Mme Kalliopi Ango Ela. Monsieur le président, mesdames, messieurs les ministres, monsieur le président de la commission des affaires étrangères, de la défense et des forces armées, mes chers collègues, nous sommes aujourd’hui réunis en application de l’article 35, alinéa 2, de la Constitution. Je tiens, à titre liminaire, à rappeler la position des écologistes, qui aspirent, concernant cette intervention en Centrafrique et, plus largement, les interventions de nos forces à l’étranger, à ce que nos débats puissent être suivis d’un vote de nos deux assemblées.

En l’espèce, le Conseil de sécurité de l’ONU a autorisé, jeudi dernier, le déploiement de la Mission internationale de soutien à la Centrafrique sous conduite africaine, la MISCA, pour une période de douze mois. En adoptant à l’unanimité de ses quinze membres la résolution 2127, le Conseil a confié un mandat en plusieurs volets à cette mission.

Appuyée par des forces françaises autorisées à « prendre temporairement toutes mesures nécessaires », la MISCA est notamment chargée de contribuer à protéger les civils et à rétablir la sécurité et l’ordre public, à stabiliser le pays et à créer les conditions propices à la fourniture d’une aide humanitaire aux populations qui en ont besoin.

Avant de revenir plus en détail sur les diverses dispositions de cette résolution onusienne et sur la place centrale qui doit être donnée aux forces africaines dans cette opération, il me semble important de rappeler le drame qui se vit depuis déjà trop longtemps en République centrafricaine.

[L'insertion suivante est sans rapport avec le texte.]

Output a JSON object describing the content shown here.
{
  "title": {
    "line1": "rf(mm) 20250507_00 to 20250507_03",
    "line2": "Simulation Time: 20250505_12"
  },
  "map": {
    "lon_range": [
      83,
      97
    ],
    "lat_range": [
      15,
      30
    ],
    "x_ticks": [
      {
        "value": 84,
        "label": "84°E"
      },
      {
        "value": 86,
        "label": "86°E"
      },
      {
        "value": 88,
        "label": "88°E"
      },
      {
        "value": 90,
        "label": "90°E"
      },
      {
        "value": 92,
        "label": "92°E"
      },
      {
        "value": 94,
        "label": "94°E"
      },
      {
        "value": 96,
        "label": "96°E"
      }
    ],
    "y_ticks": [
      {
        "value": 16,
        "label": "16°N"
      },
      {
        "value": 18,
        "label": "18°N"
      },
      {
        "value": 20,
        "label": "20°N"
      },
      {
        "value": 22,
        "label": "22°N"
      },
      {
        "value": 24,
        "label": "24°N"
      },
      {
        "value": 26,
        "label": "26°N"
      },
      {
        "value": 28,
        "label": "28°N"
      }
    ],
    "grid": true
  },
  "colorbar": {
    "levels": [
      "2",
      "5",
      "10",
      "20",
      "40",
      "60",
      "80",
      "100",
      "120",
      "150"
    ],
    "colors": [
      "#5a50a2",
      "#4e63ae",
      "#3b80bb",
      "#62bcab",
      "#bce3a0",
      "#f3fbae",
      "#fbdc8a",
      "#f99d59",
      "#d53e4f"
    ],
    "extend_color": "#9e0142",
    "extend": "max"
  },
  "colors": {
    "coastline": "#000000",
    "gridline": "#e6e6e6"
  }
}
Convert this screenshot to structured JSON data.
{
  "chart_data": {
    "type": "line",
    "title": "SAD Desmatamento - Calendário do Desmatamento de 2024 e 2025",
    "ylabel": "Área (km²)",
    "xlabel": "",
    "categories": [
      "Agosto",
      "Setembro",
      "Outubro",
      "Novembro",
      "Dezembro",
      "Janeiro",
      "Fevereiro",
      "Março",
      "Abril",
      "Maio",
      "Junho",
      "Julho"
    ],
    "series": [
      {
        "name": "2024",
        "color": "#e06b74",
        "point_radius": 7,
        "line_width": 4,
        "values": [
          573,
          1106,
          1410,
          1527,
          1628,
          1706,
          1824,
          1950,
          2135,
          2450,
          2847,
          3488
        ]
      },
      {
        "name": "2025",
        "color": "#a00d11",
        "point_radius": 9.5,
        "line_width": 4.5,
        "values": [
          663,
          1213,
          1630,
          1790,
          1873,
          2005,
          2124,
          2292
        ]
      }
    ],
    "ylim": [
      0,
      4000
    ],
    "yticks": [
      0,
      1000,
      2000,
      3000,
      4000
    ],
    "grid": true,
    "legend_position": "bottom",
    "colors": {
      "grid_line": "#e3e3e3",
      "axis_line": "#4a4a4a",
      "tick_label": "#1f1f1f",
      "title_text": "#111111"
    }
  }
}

Depuis la prise de Bangui par la Séléka au printemps dernier, la RCA est le théâtre de pillages, d’exactions et de violences atroces à l’égard de la population civile. La situation dramatique qui touche le pays s’est aggravée ces dernières semaines, plongeant la Centrafrique dans des violences meurtrières ayant entraîné la mort de près de 400 personnes jeudi et vendredi à Bangui.

La Croix-Rouge centrafricaine ramassait toujours, samedi, des dizaines de cadavres abandonnés depuis les violents affrontements des jours précédents, suivis de tueries à l’arme à feu ou à la machette. Des centaines de blessés étaient également comptabilisés par Médecins sans frontières. Les violences sexuelles à l’encontre des femmes se sont également multipliées, tandis que des enfants ont été enrôlés comme soldats depuis plusieurs semaines.

Face à cette situation inacceptable, il était urgent de réagir. Les écologistes tiennent ici à réaffirmer que la capacité des pays africains à assurer eux-mêmes leur sécurité est un objectif qui requiert le soutien international et particulièrement le soutien européen.

Si nous saluons l’aide logistique annoncée par plusieurs États européens au profit de la MISCA et l’annonce de l’octroi de 50 millions d’euros par l’Union européenne, à la demande de l’Union africaine, nous regrettons que la France soit à nouveau seule à intervenir dans le cadre du soutien à cette opération. L’urgence humanitaire et sécuritaire requiert un soutien collectif de nos partenaires européens, afin de protéger la population centrafricaine et de rétablir la sécurité et la stabilité du pays.

Au-delà, et c’est l’essentiel selon moi, cette opération en Centrafrique doit reposer sur l’engagement des forces africaines et leur nécessaire implication, ainsi que sur celle de l’Union africaine.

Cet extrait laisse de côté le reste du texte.